Кэл поворачивается и устремляет на меня взгляд сквозь решетку. Пусть даже он лишен способностей, пусть эти проклятые стены подавили их, в его глазах пылает ад.
– Ну и как ощущение? – рычит он, оказавшись почти нос к носу со мной. – Каково это, когда тебя используют, Мэра Бэрроу?
Некогда я бы отдала всё на свете, чтобы услышать свое настоящее имя из его уст, но теперь мне становится больно, как от ожога. «Я думала, что пользуюсь ими обоими, Мэйвеном и Кэлом. Вот дура».
– Прости, – выдавливаю я.
Неприятно это говорить, но ничем другим я не могу утешить Кэла.
– Я не Мэйвен.

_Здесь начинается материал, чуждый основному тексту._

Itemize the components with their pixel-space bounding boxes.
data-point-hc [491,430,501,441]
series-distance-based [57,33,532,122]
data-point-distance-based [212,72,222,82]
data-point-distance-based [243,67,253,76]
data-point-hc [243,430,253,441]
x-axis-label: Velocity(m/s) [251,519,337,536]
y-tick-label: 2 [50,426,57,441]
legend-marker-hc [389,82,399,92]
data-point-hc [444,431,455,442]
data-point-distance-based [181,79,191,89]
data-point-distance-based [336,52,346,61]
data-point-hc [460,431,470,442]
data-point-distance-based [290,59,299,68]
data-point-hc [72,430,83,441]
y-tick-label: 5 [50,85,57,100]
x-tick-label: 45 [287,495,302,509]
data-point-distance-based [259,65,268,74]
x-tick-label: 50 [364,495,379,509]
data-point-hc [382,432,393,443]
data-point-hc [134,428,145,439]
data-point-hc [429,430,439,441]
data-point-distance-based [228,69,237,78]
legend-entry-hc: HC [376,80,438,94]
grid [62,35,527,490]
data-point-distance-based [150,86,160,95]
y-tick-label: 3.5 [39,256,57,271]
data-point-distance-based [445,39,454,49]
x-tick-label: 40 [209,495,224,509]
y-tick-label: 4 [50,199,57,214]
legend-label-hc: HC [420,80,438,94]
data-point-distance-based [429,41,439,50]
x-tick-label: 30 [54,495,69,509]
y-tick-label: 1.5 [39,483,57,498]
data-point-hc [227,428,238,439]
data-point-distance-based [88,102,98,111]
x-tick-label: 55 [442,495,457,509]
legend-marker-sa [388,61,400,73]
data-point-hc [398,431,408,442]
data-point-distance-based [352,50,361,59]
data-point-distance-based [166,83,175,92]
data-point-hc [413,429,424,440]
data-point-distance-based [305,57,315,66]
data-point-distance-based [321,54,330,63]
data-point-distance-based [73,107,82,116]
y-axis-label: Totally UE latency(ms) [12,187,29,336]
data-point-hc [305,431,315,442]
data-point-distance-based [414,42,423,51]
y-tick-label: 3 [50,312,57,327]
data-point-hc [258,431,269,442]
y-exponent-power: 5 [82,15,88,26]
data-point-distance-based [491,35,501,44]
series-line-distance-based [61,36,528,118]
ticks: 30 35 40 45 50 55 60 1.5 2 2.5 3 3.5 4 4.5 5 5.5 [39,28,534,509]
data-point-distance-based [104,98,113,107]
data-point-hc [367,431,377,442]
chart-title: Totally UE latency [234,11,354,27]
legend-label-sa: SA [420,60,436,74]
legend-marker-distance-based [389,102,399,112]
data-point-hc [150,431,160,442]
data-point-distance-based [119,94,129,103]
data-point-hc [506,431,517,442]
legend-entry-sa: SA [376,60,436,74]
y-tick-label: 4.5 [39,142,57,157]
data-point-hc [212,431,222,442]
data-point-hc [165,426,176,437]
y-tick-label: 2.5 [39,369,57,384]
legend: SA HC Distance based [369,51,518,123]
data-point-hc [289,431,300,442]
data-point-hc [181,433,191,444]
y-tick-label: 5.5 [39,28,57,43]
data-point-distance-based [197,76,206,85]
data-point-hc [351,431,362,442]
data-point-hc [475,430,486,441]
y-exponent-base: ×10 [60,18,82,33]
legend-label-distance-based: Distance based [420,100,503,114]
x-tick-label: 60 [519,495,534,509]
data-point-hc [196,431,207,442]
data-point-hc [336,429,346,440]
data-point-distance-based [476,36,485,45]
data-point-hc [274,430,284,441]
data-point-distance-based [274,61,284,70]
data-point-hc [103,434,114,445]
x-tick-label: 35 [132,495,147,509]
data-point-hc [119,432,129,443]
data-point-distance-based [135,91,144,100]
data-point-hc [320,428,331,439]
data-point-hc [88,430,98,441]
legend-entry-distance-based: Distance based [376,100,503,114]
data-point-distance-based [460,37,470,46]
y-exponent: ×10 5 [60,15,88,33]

Я поступила так не для того, чтобы причинить тебе боль. Я не хотела…
И добавляю тихо, чуть слышно:
– Я не всё время лгала.
Его голова звучно стукается о прутья – наверное, это больно, но Кэл как будто ничего не замечает. Как и я, он утратил способность ощущать боль и страх. Слишком многое произошло.
– Думаешь, он убьет моих родителей?
Мою сестру, моих братьев… В кои-то веки я рада, что Шейд мертв и Мэйвен его не достанет.
Я ощущаю странное тепло, которое проникает до костей. Кэл сидит, прислонившись к решетке прямо у меня за спиной. Его жар не обжигает, он естественен, а вовсе не вызван гневом или способностью. Это человеческое тепло. Я чувствую, как Кэл дышит, как бьется его сердце. Оно стучит, как барабан, когда принц находит в себе силы солгать.
– Я думаю, у моего братца найдутся куда более важные дела.
Наверное, Кэл понимает, что я плачу, поскольку мои плечи дрожат от всхлипов, но ничего не говорит. Для этого нет слов. Он просто остается на месте – мой последний кусочек тепла в мире, превращающемся в прах. Я оплакиваю их всех. Фарли, Тристана, Уолш, Уилла Бри, Трами, Гизу, маму, папу. Алую Гвардию. И Килорна. Я не сумела спасти его, как ни старалась. Я даже себя не могу спасти.
По крайней мере, у меня остались мои сережки. Маленькие крапинки, острые на ощупь, останутся со мной до самого конца. Я умру – и они тоже.
Мы сидим в темнице как будто целую вечность: ничего не происходит, течение времени ничем не отмечено. Я даже задремываю, и тут знакомый голос заставляет меня проснуться:
– В другой жизни, возможно, я бы заревновал.
От голоса Мэйвена у меня вдоль хребта ползут мурашки, но не по-хорошему.
Кэл вскакивает на ноги с невероятной быстротой и бросается на прутья, так что металл звенит. Но решетка прочная, и Мэйвен – хитрый, отвратительный, мерзкий Мэйвен – в безопасности. Тем не менее, к моей великой радости, он отшатывается.
– Побереги силы, брат, – говорит он, стуча зубами при каждом слове. – Они тебе скоро понадобятся.